Lately, I’m starting to feel breast bone tired in the middle
of the day, while driving, while working, once at the grocery store. It’s my body’s unmistakable sign that it
simply must have sleep. It’s startling,
when it happens at moments when I obviously can’t just grab a corner and a
blanket and take an hour. Or two. Or three, as my “naps” have been these
days. I have had to cancel a whole mess
of client sessions because of this overwhelming need to sleep, something that
is so fundamentally unsettling that I can’t adequately give it words: I know
that my clients trust me to show up and help see them through a huge commitment
they have made, and when I can’t do that, when I have to take care of myself
instead of taking care of them, it feels like absolute shit. I feel like a failure, like I am letting them
down. I know that’s bullshit – I do. And
I know they want me to practice good
self-care. But it still feels that way.
So I wanted to see how having my treatment earlier in the
day would affect my energy levels, if at all.
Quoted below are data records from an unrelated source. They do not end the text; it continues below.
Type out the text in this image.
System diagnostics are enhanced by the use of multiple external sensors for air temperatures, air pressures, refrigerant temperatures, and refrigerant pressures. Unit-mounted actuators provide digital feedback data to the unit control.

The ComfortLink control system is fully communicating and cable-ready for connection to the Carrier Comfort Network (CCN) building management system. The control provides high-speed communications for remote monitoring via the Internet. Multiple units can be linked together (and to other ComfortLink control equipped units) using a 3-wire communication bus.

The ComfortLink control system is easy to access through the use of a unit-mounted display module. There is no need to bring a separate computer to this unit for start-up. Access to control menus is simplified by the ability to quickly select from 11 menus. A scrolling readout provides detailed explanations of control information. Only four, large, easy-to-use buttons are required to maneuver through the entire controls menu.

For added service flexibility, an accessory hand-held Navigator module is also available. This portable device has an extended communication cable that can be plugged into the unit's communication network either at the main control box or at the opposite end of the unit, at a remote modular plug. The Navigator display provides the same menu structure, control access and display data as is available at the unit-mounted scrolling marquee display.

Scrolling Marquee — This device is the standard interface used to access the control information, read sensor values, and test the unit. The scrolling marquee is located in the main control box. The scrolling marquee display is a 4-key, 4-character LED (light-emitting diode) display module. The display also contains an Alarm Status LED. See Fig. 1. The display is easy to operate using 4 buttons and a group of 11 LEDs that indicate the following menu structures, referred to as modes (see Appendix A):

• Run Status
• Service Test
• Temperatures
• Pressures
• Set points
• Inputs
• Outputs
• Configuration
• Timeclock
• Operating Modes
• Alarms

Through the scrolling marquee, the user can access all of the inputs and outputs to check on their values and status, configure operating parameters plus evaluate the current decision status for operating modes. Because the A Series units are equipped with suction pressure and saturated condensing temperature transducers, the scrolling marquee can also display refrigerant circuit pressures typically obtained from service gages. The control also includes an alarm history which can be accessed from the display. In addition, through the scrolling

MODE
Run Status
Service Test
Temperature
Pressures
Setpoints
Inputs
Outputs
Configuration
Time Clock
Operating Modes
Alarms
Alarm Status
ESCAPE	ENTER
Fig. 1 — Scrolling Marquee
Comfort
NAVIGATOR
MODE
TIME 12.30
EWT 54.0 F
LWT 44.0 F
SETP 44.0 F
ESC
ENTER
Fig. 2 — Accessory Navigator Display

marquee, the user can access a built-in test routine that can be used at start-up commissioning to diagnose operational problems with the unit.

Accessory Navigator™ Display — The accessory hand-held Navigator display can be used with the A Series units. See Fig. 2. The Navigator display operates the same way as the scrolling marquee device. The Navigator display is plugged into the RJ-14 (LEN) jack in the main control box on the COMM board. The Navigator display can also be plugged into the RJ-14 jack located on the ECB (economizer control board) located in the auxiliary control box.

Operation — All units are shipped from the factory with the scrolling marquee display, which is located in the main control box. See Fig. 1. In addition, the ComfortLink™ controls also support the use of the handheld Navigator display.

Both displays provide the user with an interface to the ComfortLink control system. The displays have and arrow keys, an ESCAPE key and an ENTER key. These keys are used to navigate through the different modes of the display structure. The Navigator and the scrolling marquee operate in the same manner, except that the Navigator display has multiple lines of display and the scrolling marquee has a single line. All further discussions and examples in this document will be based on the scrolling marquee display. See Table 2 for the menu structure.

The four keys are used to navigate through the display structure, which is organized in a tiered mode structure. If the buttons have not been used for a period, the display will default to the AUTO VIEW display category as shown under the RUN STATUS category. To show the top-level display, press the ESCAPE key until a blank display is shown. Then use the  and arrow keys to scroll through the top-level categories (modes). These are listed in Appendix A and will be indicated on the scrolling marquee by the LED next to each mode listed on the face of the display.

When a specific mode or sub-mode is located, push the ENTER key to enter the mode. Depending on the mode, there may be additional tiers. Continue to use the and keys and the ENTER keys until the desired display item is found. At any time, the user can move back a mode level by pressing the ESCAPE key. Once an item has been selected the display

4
Of course it did. By 3.00 in the
afternoon, I actually wondered if I needed to pull the car over to the side of
a quiet road and take a nap; I was driving home from one of my nurse
practitioners’ offices, and seriously didn’t know if I could make it without
falling asleep. I think the drive is about 8
miles. That’s it. And I was struggling so hard to keep it
together. I did all the things I was taught
as a teenager, stuff to help fight fatigue while driving: I cranked up the
radio (which didn’t help, since I’ve had a headache for 5 days now), turned the
AC on full-blast, rolled down all the windows…and said a quiet little
prayer. I made it home in just enough
time to fully collapse on my couch.
Later, I was thinking about a woman I just met. She did what so many people do when they find
out I’m in treatment for breast cancer: they tell me their personal stories of
people they know who have had it. It’s
sad, to realize that almost everybody has
a personal breast cancer story. But it’s
also sad that people seem to think I will be in any way comforted by the ones
that don’t end well. This story was
about a woman who was diagnosed over 20 years ago, went through chemo and
radiation, and then had a second occurrence about 7 years ago. It’s been so horrible for her that she
decided not to have the chemo anymore, and she is just, as I was told, “waiting.” As in, waiting to die. “Clocking time,” as my great-grandmother
called it. “She has good days and bad
days. The bad days are… you know.” No, actually, I don’t know. And I don’t want to know. And I also don’t want to spend the next week
trying to figure it out! I don’t
understand this type of “help.”
All this was running through my head while I was lying on
the bed with my breast covered in pumpkin.
My burning is definitely getting more pronounced, and the heat from my
skin was melting the pumpkin so that it was dripping off me in every
direction. I tried to maintain a sense
of humor about it, appreciate the absurdity of the fact that my boob was melting
canned pumpkin while I watched House of Cards on Netflix. But I couldn’t get that story out of my
mind. And I was so tired, and my eyes
were burning, and my head was pounding, and my breast bone was screaming at me
that it was time.
After the remaining pumpkin was scraped off my breast, I
went to the bathroom to drag myself in to the shower. When I looked in the mirror, I was
horrified. I didn’t look tired, or exhausted,
or even in pain. I looked positively haggard.
My eyes looked dark and sunken, my skin looked dry and fleshy, and I
just looked like I was…waiting. It was
the first time I have looked at myself and actually thought I look like a woman with breast cancer.
I just stood there, staring into the mirror,
wondering what in the holy hell happened to me.
I am a really active person. I
love to exercise and go hiking and tell stories and write music and troll
second-hand stores and play with my kitties and stand under waterfalls and go
bowling and cheer on my Green Bay Packers and getting cancer was positively not a part of my plan.
And there I was, in the mirror. Just one more woman with a breast cancer
story. And I’ll be damned if I didn’t
look the part.
But 21 of 30 is done.
9 more to go. Single digits. I will sure as hell miss Carle. But I won’t miss this.